Read moreWhat is considered new onset atrial fibrillation?
New-onset atrial fibrillation (AF) is a new or first detectable episode of a chaotic and irregular atrial arrhythmia . Prevalence increases progressively with age.
Read moreWhen do you Anticoagulate AFib?
Based on these observations, it is generally recommended that anticoagulation be instituted for three weeks before cardioversion is attempted in patients with AF of more than two days’ duration . To minimize thromboembolic complications, anticoagulants should be continued for four weeks after cardioversion.
Read moreWhat duration of atrial fibrillation is significant?
Contemporary North American and European guidelines recommend that the clinical pattern of atrial fibrillation (AF) be classified based on episode duration and persistence, with AF defined as paroxysmal if episode duration is less than 7 days and persistent if the episode duration is 7 days or longer .

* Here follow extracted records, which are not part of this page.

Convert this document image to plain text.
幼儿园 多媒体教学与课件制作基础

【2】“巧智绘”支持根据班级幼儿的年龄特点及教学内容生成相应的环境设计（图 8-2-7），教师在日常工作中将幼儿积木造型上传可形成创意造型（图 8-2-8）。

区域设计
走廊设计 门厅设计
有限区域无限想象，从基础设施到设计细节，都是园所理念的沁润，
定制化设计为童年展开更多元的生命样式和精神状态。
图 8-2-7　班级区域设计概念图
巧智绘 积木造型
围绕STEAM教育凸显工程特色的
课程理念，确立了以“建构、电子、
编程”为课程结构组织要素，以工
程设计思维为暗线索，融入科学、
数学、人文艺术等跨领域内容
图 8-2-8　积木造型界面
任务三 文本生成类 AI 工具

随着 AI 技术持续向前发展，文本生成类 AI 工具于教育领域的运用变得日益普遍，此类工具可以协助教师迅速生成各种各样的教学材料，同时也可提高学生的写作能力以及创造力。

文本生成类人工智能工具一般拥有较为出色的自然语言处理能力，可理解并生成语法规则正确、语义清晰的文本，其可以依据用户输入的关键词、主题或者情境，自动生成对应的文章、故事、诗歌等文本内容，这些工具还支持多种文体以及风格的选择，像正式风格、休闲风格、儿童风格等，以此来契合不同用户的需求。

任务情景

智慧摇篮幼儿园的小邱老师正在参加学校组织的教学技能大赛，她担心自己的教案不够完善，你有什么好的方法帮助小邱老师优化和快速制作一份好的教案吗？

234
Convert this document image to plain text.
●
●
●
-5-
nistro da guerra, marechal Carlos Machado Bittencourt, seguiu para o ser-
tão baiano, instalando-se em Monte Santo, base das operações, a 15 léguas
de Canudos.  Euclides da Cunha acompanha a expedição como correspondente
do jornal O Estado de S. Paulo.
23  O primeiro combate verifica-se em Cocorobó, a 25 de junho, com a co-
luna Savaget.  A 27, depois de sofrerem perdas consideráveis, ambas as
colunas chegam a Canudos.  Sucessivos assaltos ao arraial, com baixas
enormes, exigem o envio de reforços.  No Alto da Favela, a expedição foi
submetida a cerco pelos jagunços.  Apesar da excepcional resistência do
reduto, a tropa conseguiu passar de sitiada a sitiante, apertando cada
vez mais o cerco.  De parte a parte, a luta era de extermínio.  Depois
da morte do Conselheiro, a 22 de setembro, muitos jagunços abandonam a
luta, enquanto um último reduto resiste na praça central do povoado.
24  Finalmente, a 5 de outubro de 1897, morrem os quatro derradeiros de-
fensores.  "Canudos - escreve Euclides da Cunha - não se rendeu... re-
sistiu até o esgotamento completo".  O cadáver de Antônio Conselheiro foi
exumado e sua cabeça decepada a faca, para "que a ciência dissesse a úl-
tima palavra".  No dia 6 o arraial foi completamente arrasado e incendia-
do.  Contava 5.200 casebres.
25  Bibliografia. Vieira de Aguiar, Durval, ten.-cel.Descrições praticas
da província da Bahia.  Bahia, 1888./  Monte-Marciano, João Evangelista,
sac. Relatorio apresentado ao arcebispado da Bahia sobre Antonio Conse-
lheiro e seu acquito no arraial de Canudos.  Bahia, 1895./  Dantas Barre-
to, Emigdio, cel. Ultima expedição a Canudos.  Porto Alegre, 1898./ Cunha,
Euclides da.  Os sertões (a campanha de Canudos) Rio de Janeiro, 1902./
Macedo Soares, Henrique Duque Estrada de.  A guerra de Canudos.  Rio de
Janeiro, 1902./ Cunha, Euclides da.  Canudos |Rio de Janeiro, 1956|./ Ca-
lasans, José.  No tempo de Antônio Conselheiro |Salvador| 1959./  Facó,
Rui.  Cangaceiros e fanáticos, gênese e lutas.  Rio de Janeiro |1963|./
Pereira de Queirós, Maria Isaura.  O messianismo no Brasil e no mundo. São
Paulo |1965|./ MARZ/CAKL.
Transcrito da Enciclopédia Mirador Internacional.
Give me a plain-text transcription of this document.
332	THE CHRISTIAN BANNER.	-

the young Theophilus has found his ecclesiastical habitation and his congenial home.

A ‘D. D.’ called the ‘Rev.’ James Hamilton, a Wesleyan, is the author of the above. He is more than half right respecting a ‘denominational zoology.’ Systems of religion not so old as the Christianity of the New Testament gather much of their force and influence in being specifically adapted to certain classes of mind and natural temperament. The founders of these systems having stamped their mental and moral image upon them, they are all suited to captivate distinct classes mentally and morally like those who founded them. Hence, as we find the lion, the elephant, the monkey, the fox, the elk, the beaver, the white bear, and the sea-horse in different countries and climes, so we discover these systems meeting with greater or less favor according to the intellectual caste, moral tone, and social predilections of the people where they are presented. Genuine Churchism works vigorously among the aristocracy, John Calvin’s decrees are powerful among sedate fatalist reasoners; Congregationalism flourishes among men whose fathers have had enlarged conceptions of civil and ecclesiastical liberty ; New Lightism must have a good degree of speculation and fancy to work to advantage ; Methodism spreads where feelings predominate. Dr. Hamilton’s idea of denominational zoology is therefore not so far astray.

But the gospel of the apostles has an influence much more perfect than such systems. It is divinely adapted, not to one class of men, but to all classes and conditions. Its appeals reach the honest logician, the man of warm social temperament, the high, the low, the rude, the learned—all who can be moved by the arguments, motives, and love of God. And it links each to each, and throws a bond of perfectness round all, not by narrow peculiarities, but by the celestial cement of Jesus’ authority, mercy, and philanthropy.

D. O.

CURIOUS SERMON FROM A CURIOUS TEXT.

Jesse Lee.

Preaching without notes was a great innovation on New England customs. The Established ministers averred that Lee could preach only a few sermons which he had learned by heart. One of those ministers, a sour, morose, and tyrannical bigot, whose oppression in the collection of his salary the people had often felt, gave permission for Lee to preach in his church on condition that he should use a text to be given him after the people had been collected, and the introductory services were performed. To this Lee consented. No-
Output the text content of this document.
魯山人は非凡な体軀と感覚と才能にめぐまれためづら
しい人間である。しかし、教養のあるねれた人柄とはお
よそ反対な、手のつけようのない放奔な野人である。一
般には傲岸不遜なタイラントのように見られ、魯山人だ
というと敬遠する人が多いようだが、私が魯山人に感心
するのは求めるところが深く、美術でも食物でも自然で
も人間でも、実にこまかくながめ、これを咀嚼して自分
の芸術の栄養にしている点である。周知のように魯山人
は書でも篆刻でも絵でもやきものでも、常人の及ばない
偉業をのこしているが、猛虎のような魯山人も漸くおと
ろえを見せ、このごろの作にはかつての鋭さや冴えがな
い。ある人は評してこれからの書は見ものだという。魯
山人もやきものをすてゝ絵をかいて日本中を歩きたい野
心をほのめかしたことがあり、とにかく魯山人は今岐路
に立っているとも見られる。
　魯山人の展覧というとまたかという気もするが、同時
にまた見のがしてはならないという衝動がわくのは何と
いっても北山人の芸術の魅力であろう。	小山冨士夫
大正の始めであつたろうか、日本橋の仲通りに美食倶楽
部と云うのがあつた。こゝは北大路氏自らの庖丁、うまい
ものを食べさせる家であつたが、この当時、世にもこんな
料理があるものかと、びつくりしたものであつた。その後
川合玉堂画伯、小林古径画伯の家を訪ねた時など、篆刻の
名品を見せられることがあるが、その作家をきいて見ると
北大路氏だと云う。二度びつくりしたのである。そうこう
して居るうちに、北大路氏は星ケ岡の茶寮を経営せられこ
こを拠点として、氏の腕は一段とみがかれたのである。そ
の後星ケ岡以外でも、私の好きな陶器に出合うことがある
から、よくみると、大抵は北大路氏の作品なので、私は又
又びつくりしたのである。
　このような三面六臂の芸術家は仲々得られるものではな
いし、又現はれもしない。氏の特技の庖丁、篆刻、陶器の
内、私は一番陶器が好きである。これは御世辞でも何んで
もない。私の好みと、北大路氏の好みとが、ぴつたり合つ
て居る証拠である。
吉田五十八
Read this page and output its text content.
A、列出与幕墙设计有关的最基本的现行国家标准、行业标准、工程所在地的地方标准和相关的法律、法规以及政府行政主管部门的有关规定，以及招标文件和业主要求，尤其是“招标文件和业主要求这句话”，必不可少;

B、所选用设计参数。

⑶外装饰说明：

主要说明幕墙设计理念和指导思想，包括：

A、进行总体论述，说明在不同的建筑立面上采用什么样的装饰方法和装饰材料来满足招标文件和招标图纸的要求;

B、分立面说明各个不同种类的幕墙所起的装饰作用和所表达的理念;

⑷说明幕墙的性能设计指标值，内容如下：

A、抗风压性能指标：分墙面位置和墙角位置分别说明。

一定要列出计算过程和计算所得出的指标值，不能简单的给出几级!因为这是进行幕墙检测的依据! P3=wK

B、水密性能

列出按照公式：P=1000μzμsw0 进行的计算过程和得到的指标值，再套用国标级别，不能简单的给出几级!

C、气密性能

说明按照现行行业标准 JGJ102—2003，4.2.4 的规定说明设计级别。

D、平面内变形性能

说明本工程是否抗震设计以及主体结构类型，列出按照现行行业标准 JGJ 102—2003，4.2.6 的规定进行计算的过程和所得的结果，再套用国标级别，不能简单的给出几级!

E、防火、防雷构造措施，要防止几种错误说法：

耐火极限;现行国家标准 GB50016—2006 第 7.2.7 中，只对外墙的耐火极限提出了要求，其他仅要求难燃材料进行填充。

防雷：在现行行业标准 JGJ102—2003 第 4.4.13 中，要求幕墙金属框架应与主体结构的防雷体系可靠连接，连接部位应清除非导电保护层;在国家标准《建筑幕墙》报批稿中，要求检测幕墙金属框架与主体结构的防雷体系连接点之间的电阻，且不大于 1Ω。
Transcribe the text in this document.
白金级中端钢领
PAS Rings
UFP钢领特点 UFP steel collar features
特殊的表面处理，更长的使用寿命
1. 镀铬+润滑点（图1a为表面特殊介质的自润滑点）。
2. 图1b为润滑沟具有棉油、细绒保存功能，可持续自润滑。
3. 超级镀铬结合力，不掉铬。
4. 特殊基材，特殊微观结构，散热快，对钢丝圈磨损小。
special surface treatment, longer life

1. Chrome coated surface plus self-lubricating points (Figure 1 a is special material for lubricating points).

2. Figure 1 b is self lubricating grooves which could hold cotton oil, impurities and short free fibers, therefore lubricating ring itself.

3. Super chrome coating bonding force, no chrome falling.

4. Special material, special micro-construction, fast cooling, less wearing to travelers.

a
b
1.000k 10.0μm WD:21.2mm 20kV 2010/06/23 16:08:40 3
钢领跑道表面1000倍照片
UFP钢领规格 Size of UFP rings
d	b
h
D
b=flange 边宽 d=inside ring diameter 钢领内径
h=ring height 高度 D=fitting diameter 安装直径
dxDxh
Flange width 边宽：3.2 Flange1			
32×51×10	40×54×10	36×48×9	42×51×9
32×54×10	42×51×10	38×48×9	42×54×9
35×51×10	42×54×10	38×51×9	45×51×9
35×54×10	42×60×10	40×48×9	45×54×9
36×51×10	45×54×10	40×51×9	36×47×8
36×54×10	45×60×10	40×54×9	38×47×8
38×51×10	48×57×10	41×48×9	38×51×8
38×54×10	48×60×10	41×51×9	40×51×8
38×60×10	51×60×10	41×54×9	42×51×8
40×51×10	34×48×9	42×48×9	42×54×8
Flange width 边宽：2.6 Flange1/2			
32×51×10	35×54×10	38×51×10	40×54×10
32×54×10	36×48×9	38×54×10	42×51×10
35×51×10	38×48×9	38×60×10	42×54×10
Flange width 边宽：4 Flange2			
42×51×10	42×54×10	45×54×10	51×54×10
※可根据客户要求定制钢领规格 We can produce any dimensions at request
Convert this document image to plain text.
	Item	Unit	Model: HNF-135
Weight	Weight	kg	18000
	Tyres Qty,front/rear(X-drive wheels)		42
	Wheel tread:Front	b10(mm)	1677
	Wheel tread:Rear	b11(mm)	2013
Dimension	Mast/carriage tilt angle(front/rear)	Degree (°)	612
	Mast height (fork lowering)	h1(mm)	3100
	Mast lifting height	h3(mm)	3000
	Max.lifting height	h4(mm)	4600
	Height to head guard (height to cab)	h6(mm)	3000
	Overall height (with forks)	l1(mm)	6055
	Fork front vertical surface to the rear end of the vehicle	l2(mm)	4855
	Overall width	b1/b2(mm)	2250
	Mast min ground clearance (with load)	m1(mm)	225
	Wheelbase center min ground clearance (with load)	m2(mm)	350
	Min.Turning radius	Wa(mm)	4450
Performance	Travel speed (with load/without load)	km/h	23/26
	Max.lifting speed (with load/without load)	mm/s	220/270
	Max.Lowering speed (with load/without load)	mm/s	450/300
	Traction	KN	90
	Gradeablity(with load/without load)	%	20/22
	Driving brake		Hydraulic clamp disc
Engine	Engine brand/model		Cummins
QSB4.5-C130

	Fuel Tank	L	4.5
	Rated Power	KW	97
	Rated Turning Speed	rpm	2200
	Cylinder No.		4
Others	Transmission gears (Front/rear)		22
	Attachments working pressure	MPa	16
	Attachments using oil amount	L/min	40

Read moreWhat are current recommendations for anticoagulants in the patient with new onset AFib?
For patients with AF or atrial flutter of 48 hours’ duration or longer, or when the duration of AF is unknown, anticoagulation with warfarin (INR 2.0 to 3.0), a factor Xa inhibitor, or direct thrombin inhibitor is recommended for at least 3 weeks before and at least 4 weeks after cardioversion.